RocketMQ Streams Core Concept

Domain model

StreamBuilder

img_2.png

  • An instance of StreamBuilder has 1 to N pipelines, where a pipeline represents a data processing path.
  • A pipeline can contain 1 to N processing nodes, called GroupNodes.
  • An instance of StreamBuilder also has a TopologyBuilder, which can construct data processors.
  • Each JobId corresponds to one instance of StreamBuilder.

RocketMQStream

img_2.png

  • An instance of RocketMQStream has a TopologyBuilder for building topologies
  • An instance of RocketMQStream can instantiate 1 to N worker threads
  • Each thread, represented by a WorkerThread instance, contains an engine
  • An engine contains all the logic for executing data processing and includes a consumer instance, a producer instance, and a StateStore instance.

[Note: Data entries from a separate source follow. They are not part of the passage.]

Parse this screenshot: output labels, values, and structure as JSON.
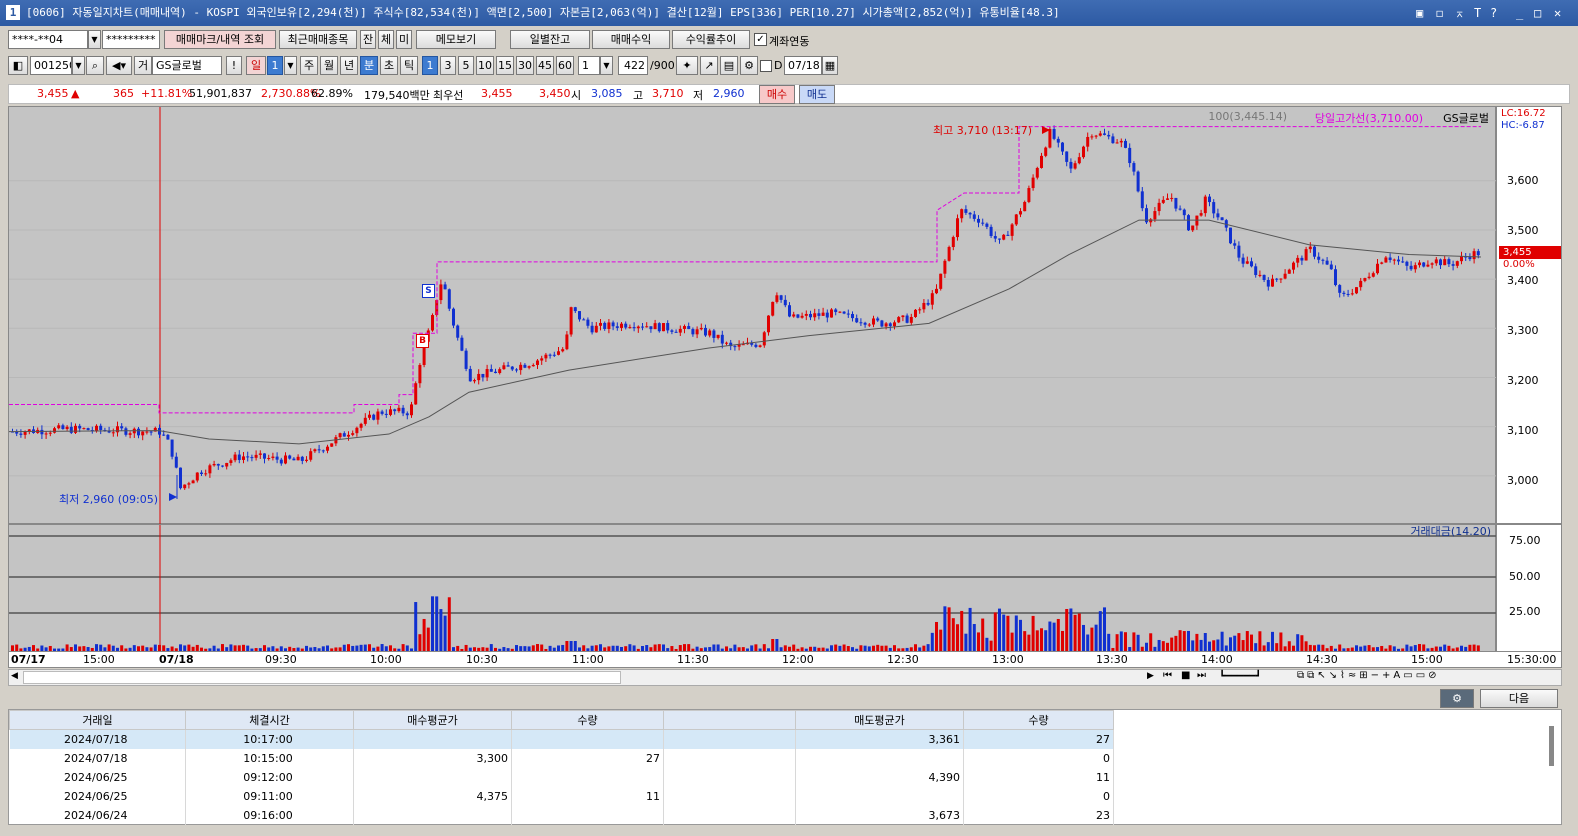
{
  "titlebar": {
    "num": "1",
    "title": "[0606] 자동일지차트(매매내역) - KOSPI 외국인보유[2,294(천)] 주식수[82,534(천)] 액면[2,500] 자본금[2,063(억)] 결산[12월] EPS[336] PER[10.27] 시가총액[2,852(억)] 유통비율[48.3]",
    "controls": [
      "▣",
      "◻",
      "⌅",
      "T",
      "?",
      "_",
      "□",
      "✕"
    ]
  },
  "toolbar1": {
    "account": "****-**04",
    "password": "*********",
    "btn_trade_mark": "매매마크/내역 조회",
    "btn_recent": "최근매매종목",
    "btn_jan": "잔",
    "btn_che": "체",
    "btn_mi": "미",
    "btn_memo": "메모보기",
    "btn_daily": "일별잔고",
    "btn_profit": "매매수익",
    "btn_rate": "수익률추이",
    "chk_link": "계좌연동"
  },
  "toolbar2": {
    "code": "001250",
    "market": "거",
    "name": "GS글로벌",
    "period_day": "일",
    "period_day_n": "1",
    "week": "주",
    "month": "월",
    "year": "년",
    "minute": "분",
    "second": "초",
    "tick": "틱",
    "intervals": [
      "1",
      "3",
      "5",
      "10",
      "15",
      "30",
      "45",
      "60"
    ],
    "interval_sel": "1",
    "count": "422",
    "count_max": "/900",
    "date_prefix": "D",
    "date": "07/18"
  },
  "quote": {
    "price": "3,455",
    "arrow": "▲",
    "change": "365",
    "change_pct": "+11.81%",
    "volume": "51,901,837",
    "vol_pct": "2,730.88%",
    "ratio": "62.89%",
    "amount": "179,540백만",
    "best_label": "최우선",
    "ask": "3,455",
    "bid": "3,450",
    "open_label": "시",
    "open": "3,085",
    "high_label": "고",
    "high": "3,710",
    "low_label": "저",
    "low": "2,960",
    "buy": "매수",
    "sell": "매도"
  },
  "chart": {
    "legend_ma": "100(3,445.14)",
    "legend_high": "당일고가선(3,710.00)",
    "legend_name": "GS글로벌",
    "lc": "LC:16.72",
    "hc": "HC:-6.87",
    "high_note": "최고 3,710 (13:17)",
    "low_note": "최저 2,960 (09:05)",
    "mark_s": "S",
    "mark_b": "B",
    "current_price": "3,455",
    "current_pct": "0.00%",
    "y_ticks": [
      "3,600",
      "3,500",
      "3,400",
      "3,300",
      "3,200",
      "3,100",
      "3,000"
    ],
    "vol_legend": "거래대금(14.20)",
    "vol_ticks": [
      "75.00",
      "50.00",
      "25.00"
    ],
    "x_ticks": [
      "07/17",
      "15:00",
      "07/18",
      "09:30",
      "10:00",
      "10:30",
      "11:00",
      "11:30",
      "12:00",
      "12:30",
      "13:00",
      "13:30",
      "14:00",
      "14:30",
      "15:00",
      "15:30:00"
    ]
  },
  "chart_data": {
    "type": "candlestick",
    "ylim": [
      2900,
      3750
    ],
    "prev_high": 3145,
    "day_high": 3710,
    "day_low": 2960,
    "current": 3455
  },
  "bottom": {
    "next": "다음"
  },
  "table": {
    "headers": [
      "거래일",
      "체결시간",
      "매수평균가",
      "수량",
      "",
      "매도평균가",
      "수량"
    ],
    "rows": [
      [
        "2024/07/18",
        "10:17:00",
        "",
        "",
        "",
        "3,361",
        "27"
      ],
      [
        "2024/07/18",
        "10:15:00",
        "3,300",
        "27",
        "",
        "",
        "0"
      ],
      [
        "2024/06/25",
        "09:12:00",
        "",
        "",
        "",
        "4,390",
        "11"
      ],
      [
        "2024/06/25",
        "09:11:00",
        "4,375",
        "11",
        "",
        "",
        "0"
      ],
      [
        "2024/06/24",
        "09:16:00",
        "",
        "",
        "",
        "3,673",
        "23"
      ]
    ]
  }
}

Stream Processing Instance

A Stream Processing Instance represents a process running RocketMQ Streams;

  • An instance of Stream Processing contains one StreamBuilder, one RocketMQStream, one topology, and one or multiple pipelines.

StreamBuilder

  • StreamBuilder(jobId) build instance;
  • <OUT> RStream<OUT> source(topicName, deserializer) define source topic and deserialization method;

RStream

  • <K> GroupedStream<K, T> keyBy(selectAction) group the data by specific field;
  • <O> RStream<O> map(mapperAction) transform data one-to-one;
  • RStream<T> filter(predictor) filter the data
  • <VR> RStream<T> flatMap(mapper)transform data one-to-many;
  • <T2> JoinedStream<T, T2> join(rightStream) Perform a two-stream join;
  • sink(topicName, serializer) output the results to a specific topic;

GroupedStream

Operations on data that has the same key

  • <OUT> GroupedStream<K, Integer> count(selectAction) counts the number of data entries that contain a certain field.
  • GroupedStream<K, V> min(selectAction) calculates the minimum value of a certain field.
  • GroupedStream<K, V> max(selectAction) calculates the maximum value of a certain field.
  • GroupedStream<K, ? extends Number> sum(selectAction) calculates the sum of a certain field.
  • GroupedStream<K, V> filter(predictor) filters a certain field.
  • <OUT> GroupedStream<K, OUT> map(valueMapperAction) performs one-to-one data transformation.
  • <OUT> GroupedStream<K, OUT> aggregate(accumulator) performs aggregate operations on the data, and supports second-order aggregation, such as adding data before a window triggers and calculating results when the window triggers.
  • WindowStream<K, V> window(windowInfo) defines a window for the stream.
  • GroupedStream<K, V> addGraphNode(name, supplier) adds a custom operator to the stream processing topology at a low-level interface.
  • RStream<V> toRStream() converts to RStream, only converting in terms of interface and not affecting the data.
  • sink(topicName, serializer) writes the results to a topic in a custom serialization format.

WindowStream

Operations on data that has been divided into windows

  • WindowStream<K, Integer> count() counts the number of data entries in the window.
  • WindowStream<K, V> filter(predictor) filters the data in the window.
  • <OUT> WindowStream<K, OUT> map(mapperAction) performs one-to-one data transformation on the data in the window.
  • <OUT> WindowStream<K, OUT> aggregate(aggregateAction) performs many-to-one data transformation on the data in the window.
  • <OUT> WindowStream<K, OUT> aggregate(accumulator) performs aggregate operations on the data in the window, and supports second-order aggregation, such as adding data before a window triggers and calculating results when the window triggers.
  • void sink(topicName, serializer) writes the results to a topic in a custom serialization format.